Artık güçlü devlet tanımının değiştiğini aktaran Başkan Şahin, “Artık güçlü devlet tanımı, ne kadar kişi başına düşen milli gelirinin olduğu, ne kadar petrolün ya da altınının olduğundan öteye kendi kendine ne kadar yetebildiğinle ilişkili. Çevre ve ekolojik açıdan gerçekleştirdiğin çalışmalar artık, güçlü devlet koşullarını sağlamak için bir hayli önemli bir koşul. Sağlıklı ve akıllı şehir, yeni dünya düzeninin gereklilikleri halini kazandı. Tam da onun için bugün buradayız. Gaziantep fıstığının lezzeti, baklavası, menengiç kahvesinin farkı elbette çok önemli ama bu artık bir lezzet olayından tamamen çıkmıştır. Bu bir istihdam, ihracat, yatırım, büyüme ve ekonomidir. Anadolu sofrası büyük bir hazine. Kim bunun değerini bilir, hakkını verir ve geleceğe taşırsa dünyanın sözünü o söyler. Yerelden evrensele gelenekten geleceğe önemli bir emanetçiyiz. Kültürel mirasımızın taşıyıcılarıyız. Büyük bir rekabet var. Uluslar ve bireyler kendi içlerinde yarışırken bu yeni kalkınma modelini kim önceden görür ve alt yapıyı oluşturursa en başarılı onlar olacak. O yüzden Anadolu sofrası büyük bir hazinedir. Anadolu medeniyeti büyük bir gönül kapısıdır.” diye konuştu.

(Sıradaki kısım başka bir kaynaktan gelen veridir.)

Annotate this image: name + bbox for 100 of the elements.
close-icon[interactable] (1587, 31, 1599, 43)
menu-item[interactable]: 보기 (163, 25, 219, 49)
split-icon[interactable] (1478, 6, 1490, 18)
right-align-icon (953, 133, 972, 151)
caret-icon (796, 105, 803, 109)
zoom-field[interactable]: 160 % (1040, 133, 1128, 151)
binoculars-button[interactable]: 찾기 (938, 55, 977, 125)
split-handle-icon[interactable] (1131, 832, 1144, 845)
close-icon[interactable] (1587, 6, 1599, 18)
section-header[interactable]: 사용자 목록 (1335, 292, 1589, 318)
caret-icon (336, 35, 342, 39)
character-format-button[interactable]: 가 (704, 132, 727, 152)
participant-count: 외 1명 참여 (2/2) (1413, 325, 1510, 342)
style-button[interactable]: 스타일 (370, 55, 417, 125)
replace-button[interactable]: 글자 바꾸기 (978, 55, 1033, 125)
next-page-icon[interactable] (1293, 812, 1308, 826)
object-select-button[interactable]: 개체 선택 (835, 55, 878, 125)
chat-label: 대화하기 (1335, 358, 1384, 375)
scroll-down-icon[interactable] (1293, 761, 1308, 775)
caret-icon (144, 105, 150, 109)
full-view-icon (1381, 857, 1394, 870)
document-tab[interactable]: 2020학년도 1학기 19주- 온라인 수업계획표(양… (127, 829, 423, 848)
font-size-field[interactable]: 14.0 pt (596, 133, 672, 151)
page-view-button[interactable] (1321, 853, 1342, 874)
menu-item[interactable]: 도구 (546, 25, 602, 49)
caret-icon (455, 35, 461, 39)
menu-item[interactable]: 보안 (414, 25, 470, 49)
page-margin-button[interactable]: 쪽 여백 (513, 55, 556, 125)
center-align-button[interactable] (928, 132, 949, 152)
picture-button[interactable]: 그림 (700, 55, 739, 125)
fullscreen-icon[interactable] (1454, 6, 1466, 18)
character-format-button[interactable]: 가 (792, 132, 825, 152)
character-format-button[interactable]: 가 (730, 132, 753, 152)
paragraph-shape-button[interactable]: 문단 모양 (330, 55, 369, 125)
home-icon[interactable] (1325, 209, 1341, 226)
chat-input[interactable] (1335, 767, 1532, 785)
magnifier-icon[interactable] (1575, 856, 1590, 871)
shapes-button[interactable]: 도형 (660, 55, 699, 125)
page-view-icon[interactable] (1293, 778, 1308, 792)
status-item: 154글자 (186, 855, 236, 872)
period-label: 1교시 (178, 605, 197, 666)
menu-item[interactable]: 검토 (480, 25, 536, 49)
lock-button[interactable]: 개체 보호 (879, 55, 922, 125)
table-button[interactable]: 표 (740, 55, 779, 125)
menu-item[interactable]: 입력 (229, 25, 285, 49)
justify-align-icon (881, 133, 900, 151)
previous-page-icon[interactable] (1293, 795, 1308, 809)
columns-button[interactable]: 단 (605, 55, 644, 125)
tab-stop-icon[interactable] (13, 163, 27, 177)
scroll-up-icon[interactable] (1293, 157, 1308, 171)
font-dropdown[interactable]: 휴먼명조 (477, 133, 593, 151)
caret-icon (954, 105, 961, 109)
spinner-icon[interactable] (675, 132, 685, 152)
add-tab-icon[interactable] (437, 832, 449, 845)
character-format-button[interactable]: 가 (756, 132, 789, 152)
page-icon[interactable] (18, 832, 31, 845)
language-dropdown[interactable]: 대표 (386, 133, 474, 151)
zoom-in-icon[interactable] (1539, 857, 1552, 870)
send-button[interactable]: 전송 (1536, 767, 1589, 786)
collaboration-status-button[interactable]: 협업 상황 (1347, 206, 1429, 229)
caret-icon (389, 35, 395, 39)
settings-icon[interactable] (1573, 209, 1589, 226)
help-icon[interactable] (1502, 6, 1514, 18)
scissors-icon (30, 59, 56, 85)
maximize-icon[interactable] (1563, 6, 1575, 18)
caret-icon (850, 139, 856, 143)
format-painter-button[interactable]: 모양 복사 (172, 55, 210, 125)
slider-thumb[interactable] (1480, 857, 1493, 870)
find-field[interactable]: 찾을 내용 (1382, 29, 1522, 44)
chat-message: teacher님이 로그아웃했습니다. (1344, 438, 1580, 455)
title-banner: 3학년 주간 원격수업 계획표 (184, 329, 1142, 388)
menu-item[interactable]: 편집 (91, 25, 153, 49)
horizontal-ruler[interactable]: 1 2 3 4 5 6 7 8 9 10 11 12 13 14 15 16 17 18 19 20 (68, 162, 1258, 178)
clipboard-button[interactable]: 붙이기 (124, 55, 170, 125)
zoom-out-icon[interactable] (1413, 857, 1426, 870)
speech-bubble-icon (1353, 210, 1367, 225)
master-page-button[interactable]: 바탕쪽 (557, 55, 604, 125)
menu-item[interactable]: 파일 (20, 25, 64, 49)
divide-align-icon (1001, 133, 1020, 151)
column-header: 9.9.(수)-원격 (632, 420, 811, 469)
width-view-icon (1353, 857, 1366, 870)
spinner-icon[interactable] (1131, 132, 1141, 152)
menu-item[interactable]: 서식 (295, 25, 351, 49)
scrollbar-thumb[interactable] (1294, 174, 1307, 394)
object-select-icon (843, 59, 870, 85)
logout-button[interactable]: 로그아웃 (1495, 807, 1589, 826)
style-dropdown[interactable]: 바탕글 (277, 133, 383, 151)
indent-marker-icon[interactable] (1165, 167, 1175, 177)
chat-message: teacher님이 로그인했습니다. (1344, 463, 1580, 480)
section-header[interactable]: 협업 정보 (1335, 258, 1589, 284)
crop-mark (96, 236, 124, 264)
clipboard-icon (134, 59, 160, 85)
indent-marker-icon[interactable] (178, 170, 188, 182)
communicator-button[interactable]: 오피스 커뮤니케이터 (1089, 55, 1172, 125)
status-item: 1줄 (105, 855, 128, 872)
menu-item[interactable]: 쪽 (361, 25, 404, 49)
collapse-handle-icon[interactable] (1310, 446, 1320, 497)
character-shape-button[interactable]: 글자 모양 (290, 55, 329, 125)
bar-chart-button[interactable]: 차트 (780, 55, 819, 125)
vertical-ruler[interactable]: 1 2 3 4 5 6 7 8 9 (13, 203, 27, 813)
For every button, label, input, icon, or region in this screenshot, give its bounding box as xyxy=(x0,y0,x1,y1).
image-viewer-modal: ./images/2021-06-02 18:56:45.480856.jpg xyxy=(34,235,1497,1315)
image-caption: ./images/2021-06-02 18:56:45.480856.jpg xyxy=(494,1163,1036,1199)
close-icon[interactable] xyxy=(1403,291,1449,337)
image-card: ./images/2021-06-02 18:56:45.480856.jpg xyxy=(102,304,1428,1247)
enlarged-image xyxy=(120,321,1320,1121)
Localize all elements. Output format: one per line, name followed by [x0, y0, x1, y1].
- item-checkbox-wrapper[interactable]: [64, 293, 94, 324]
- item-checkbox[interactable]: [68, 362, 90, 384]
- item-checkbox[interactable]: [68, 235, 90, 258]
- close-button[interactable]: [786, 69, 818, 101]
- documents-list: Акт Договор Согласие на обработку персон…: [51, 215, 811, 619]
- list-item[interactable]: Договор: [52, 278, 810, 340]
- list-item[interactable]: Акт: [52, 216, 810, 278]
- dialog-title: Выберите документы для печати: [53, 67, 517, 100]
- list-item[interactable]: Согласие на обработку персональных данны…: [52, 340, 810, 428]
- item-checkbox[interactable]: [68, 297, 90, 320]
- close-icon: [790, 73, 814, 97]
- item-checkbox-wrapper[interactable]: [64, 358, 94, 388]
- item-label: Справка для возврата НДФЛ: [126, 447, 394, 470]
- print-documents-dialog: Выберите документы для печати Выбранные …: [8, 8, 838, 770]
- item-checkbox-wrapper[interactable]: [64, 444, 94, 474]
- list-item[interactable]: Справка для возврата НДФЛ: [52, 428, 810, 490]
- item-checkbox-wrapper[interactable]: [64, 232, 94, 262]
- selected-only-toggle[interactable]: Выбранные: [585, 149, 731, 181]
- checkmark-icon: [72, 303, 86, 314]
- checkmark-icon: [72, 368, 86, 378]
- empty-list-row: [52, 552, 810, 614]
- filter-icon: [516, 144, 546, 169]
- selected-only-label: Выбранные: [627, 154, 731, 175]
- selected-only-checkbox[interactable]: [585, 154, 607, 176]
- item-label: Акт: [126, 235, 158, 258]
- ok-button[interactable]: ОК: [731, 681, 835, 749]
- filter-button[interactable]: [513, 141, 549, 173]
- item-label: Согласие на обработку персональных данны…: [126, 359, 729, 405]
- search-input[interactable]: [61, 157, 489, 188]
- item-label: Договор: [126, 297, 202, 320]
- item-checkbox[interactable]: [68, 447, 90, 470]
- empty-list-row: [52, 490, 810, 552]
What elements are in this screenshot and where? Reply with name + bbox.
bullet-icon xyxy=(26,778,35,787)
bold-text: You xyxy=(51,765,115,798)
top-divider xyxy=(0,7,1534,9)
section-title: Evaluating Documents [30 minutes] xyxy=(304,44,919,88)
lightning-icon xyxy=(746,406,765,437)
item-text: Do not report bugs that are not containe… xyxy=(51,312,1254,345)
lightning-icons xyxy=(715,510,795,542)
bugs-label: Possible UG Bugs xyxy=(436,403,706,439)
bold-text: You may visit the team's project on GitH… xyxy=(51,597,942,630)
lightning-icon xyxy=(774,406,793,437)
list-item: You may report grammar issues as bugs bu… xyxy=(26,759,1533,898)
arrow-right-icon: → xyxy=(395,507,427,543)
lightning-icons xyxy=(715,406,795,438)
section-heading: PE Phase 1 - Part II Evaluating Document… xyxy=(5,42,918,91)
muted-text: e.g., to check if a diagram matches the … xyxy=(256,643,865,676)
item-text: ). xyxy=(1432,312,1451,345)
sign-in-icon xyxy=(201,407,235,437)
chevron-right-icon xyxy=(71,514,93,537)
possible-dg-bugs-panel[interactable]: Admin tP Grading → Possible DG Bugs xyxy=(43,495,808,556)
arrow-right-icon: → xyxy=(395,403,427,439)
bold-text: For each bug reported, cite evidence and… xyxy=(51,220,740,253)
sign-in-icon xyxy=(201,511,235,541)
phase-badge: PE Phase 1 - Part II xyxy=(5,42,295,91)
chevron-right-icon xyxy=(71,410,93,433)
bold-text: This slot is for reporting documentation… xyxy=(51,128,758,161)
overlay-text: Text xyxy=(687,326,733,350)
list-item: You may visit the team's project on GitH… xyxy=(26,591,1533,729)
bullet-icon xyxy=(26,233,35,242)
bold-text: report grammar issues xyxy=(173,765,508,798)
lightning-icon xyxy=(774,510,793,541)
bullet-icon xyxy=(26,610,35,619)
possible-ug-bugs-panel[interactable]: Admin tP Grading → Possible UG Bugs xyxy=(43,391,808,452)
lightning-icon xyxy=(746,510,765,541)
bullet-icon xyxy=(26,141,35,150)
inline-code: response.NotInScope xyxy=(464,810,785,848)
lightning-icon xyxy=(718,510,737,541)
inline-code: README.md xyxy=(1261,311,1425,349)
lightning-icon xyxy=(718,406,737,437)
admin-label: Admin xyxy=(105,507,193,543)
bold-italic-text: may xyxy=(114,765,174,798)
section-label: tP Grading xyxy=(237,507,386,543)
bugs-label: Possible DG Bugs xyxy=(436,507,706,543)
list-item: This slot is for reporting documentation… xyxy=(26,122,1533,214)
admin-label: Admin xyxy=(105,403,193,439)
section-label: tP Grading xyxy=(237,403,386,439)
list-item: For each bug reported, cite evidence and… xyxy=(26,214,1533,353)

"Kebap, buzdağının yalnızca görünen kısmı"


Gastro Showa ev sahipliği yapan Türkiye’nin New York Başkonsolosu Reyhan Özgür ise gastronominin turizm açısından yükselen bir değer olduğunu aktararak, “Türkiye kebaplarıyla ünlü olabilir ama popüler kebap, Türk mutfağı söz konusu olduğunda buzdağının sadece görünen kısmı’’ sözlerinin de Türk mutfağının zenginliğini ortaya koyduğunu dile getirdi.


"Türkiye kebaptan ve dönerden ibaret değil"


Gastronomi Turizmi Derneği Başkanı Gürkan Boztepe ise ’’Önümüzdeki süreçte Türkiye’nin sadece kebap ve dönerden ibaret olmadığını, sağlıklı Türk mutfağının dünyada markalaşma sürecinde bir numarada olması gerektiğini farklı ülkelerde yapacağımız etkinliklerle karşılamak istiyoruz.’’ ifadelerini kullandı.


İstanbul ve Dubai’nin ardından üçüncüsü New York’ta düzenlenen Gastro Show’un sponsorluğunu Ticaret Bakanlığı ve Türk Hava Yolları üstlendi.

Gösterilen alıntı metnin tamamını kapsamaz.